「放屁!」百夫長大怒,這小子是在咒他死呢。
「你雖然是大將軍的子嗣,但如果軍營也不是隨你瞎折騰的地方。」
「對,若是不說個子醜寅卯,我們定上報大將軍,告你一狀。」
「黃毛小子,信口雌黃。」
眾將士也滿臉怒色。
徐青奴端著酒杯,看熱鬧。這幫軍混子一個個桀驁不馴,豈是那麼好管束的,你要是大將軍或者大公子也就罷了,偏偏是個庶子,大家礙於大將軍的命令,自然不會明面上為難你,最多井水不犯河水,可你第一天來,就禁止全軍吃肉,這就不懂事了。
徐青奴想,讓他碰碰釘子也好,收斂收斂。
群情激奮,眾人都在等楚望舒如何收場,是服軟還是硬槓。
楚望舒一臉興趣缺缺的模樣,拎起酒壺起身,一言不發的走了,走了......
眾將士先是目瞪口呆,隨後嗤笑,最後鬨堂大笑。
這庶子夾著尾巴落荒而逃了。
這段子可以在茶餘飯後做為笑談,楚府的庶子第一天來軍營,就在眾人的氣勢威壓之下,落荒而逃。

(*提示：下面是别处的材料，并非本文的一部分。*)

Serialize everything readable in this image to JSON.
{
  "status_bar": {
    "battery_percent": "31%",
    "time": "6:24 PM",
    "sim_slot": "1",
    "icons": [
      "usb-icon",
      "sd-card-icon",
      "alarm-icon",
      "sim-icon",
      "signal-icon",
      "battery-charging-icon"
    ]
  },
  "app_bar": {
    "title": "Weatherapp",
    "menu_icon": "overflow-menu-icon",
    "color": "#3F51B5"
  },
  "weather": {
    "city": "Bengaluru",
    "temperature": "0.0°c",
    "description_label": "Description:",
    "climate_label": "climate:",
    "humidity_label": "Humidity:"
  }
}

楚望舒往自己帳篷方向走,路過楚浮玉帳篷時,沒聽到呼吸聲,推開帳門,裡頭空空無人。
「三小姐人呢?」他詢問帳外的守衛。
「三小姐去爬招搖山了。」守衛低頭。
楚望舒從後營門離開,在山腳尋了一條羊腸小道,攀登招搖山。
四月初的晚風有些清涼,夜空璀璨,星辰密佈,山風吹拂繁盛枝葉,疏影橫斜。楚望舒腳程快,半個時辰便爬上峰頂,蟲鳴聲輕柔如水,空氣中夾雜著不知名的野花香氣。
峰頂有一塊巨巖突兀橫生,巖上有一襲紫衣,青絲如瀑,衣袂翻飛,翩翩如濁世謫仙。
楚望舒揮揮手,讓遠處幾名侍衛離開。
「小時候喜歡揹著孃親看雜書,記得一篇遊記裡寫過,有位儒生在風景獨秀的仙山中迷失了方向,偶遇山中仙子,為他指引方向。出山後,有感而發,賦詩一首:「空山不見人,但聞人語響。返景入深林,仙人石上笑。」那會兒又羨慕又嫉妒,只覺得儒生是讀書讀壞腦子的酸儒腐儒,換了是我,好不容易碰上九天仙子,豈有不搶回家做媳婦的道理?可惜老天一直不給我這個機會。」
那襲紫衣噗嗤一笑,迅速板起臉,冷哼道:「仙子一見是個小壞蛋,逃之夭夭啦。」
楚望舒瞧著她,一臉失望:「原來不是仙子,是山間野林的狐狸精。」
楚浮玉惱羞成怒。
楚望舒一個疾步上前,握住她抓起一塊石子的白嫩小手,惡人先告狀般指責姐姐:「深更半夜,你來峰頂做什麼?」
楚浮玉甩開他的手,帶著餘怒未消的口吻,道:「跟你有關係嗎?」
「當然有關,這可是軍營,一群見了母豬都垂涎欲滴的粗漢子,哪管你是楚府千金啊,萬一色從心頭起,惡向膽邊生,把你拖入密林裡就地正法,我怎麼跟父親交代?」
楚浮玉眼角眉梢全是媚態,咯咯笑道:「那還挺期待的,再怎麼樣也只是看上了這具臭皮囊,總比被親弟弟逼著去送死要好吧!」
她這是對剛才的事耿耿於懷,這女人還真怕死到一定境界了。
楚望舒跟這個姐姐從來都是爭鋒相對,不知忍讓,哼哼道:「你來都來了,窩在帳篷裡就沒事了?瘟疫真要找上你,你就算躲在天涯海角都沒用。」
楚浮玉「呸」道:「小時候有個遊方術士給我算過命,說我大富大貴,一生無病無災。」她好似給自己吃了顆定心丸,重複道:「對,無病無災。」
楚望舒一言不發,仔仔細細的端詳著眼前這張俏麗絕倫的臉蛋。
楚浮玉挑挑眉,「瞎看什麼。」
「看相啊。」楚望舒聳聳肩。
「看出什麼了嗎?」楚浮玉眨了眨眸子。
「三姐是短壽之相。」楚望舒蓋棺定論。